Bu öykülerde şiddet var, bu kesin. Ama şöyle de bir özellikleri var: şiddeti şiddete bulanmadan anlatıyorlar. Bu senin üslubunla alakalı tabii ki. Muhabbetle anlattığını söyleyebilirim. Sert konuları böyle anlatmak inanılmaz etkileyici bana göre. Neden böyle bir tercihin var?
Reha Mağden’in ‘Yazgıların Tableti’ adlı müthiş kitabında dedektif Murat Davman, “Suça karşıdan bakmaya mani bir hayatım oldu” diyordu. Ben de şiddeti, onu serinkanlı bir pervasızlıkla, sadece estetize etmekle yetinip çıplak haliyle anlatamayacak kadar yakından tanıdım sanırım. Öyle her tarafından irin ve kan fışkıran, insanların birbirlerinin gözünü oyduğu, feryat figanla dolu bir hayattan söz etmiyorum elbet. Ama benim gördüklerim bana yetti.
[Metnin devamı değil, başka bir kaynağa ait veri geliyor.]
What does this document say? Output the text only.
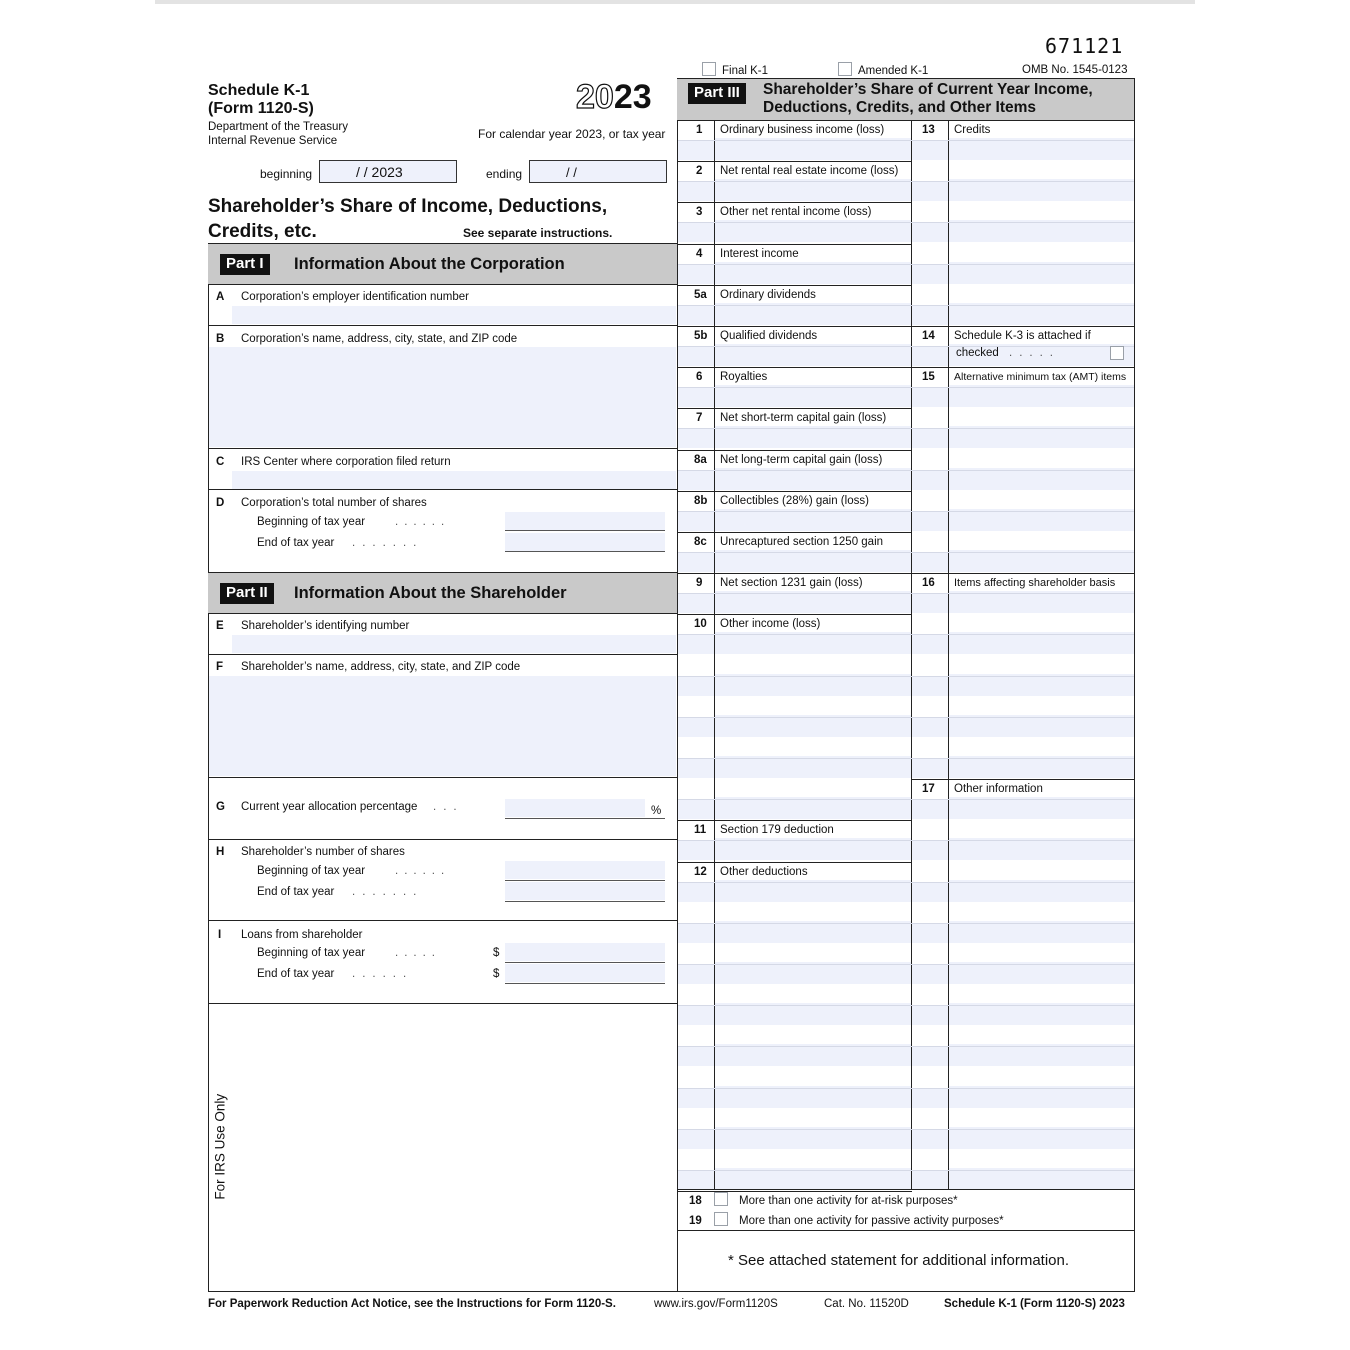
671121
Final K-1	Amended K-1	OMB No. 1545-0123
Schedule K-1
(Form 1120-S)
Department of the Treasury
Internal Revenue Service
2023
For calendar year 2023, or tax year
beginning	/ / 2023	ending	/ /
Shareholder’s Share of Income, Deductions,
Credits, etc.	See separate instructions.
Part I	Information About the Corporation
A Corporation’s employer identification number
B Corporation’s name, address, city, state, and ZIP code
C IRS Center where corporation filed return
D Corporation’s total number of shares
Beginning of tax year	......
End of tax year .......
Part II	Information About the Shareholder
E Shareholder’s identifying number
F Shareholder’s name, address, city, state, and ZIP code
G Current year allocation percentage ...	%
H Shareholder’s number of shares
Beginning of tax year	......
End of tax year .......
I Loans from shareholder
Beginning of tax year	.....	$
End of tax year ......	$
For IRS Use Only
Part III	Shareholder’s Share of Current Year Income,
Deductions, Credits, and Other Items
1 Ordinary business income (loss)
2 Net rental real estate income (loss)
3 Other net rental income (loss)
4 Interest income
5a Ordinary dividends
5b Qualified dividends
6 Royalties
7 Net short-term capital gain (loss)
8a Net long-term capital gain (loss)
8b Collectibles (28%) gain (loss)
8c Unrecaptured section 1250 gain
9 Net section 1231 gain (loss)
10 Other income (loss)
11 Section 179 deduction
12 Other deductions
13 Credits
14 Schedule K-3 is attached if
checked
15 Alternative minimum tax (AMT) items
16 Items affecting shareholder basis
17 Other information
.....
18	More than one activity for at-risk purposes*
19	More than one activity for passive activity purposes*
* See attached statement for additional information.
For Paperwork Reduction Act Notice, see the Instructions for Form 1120-S.	www.irs.gov/Form1120S	Cat. No. 11520D	Schedule K-1 (Form 1120-S) 2023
Benim de şiddete karşıdan bakmaya mani bir hayatım oldu.

Sadece şiddet değil, özellikle ‘Pembe’ ve ‘Kuş Yuvası’ öykülerinde bir cinsiyet meselesi de var. Şunu düşünüyorum, Kadınların mağduriyeti, erkeklerin mağduriyetini görmemizi engelliyor mu bazen? Sen ne düşünüyorsun?
Mazlumun anlattığına yeterince kulak verip halini/derdini hakkıyla idrak edemeden zalimin yer yer pekâlâ haklı da olabilecek mağduriyetine dikkat kesilmek tehlikeli ve lüzumsuz bir incelik olabilir bazen. Ama şu kadarını söyleyebilirim: Erkekler hazin varlıklardır, daimi erkeklik ispatı çabası koca bir ömrü azaba çevirir, iktidar erkekte hayatı sadece kadınlar ve çocuklar için değil, kendisi için de cehenneme çeviren kederli bir nafileliğe dönüşür. Pınar Selek’in ‘Sürüne Sürüne Erkek Olmak’ kitabını tavsiye etmek isterim. Erkeklik halinin nasıl bir cendere olduğunu, yukarıdakine biat edip aşağıdakini ezmekten müteşekkil bir hayatın neye benzeyebileceğine dair eşsiz bir metin.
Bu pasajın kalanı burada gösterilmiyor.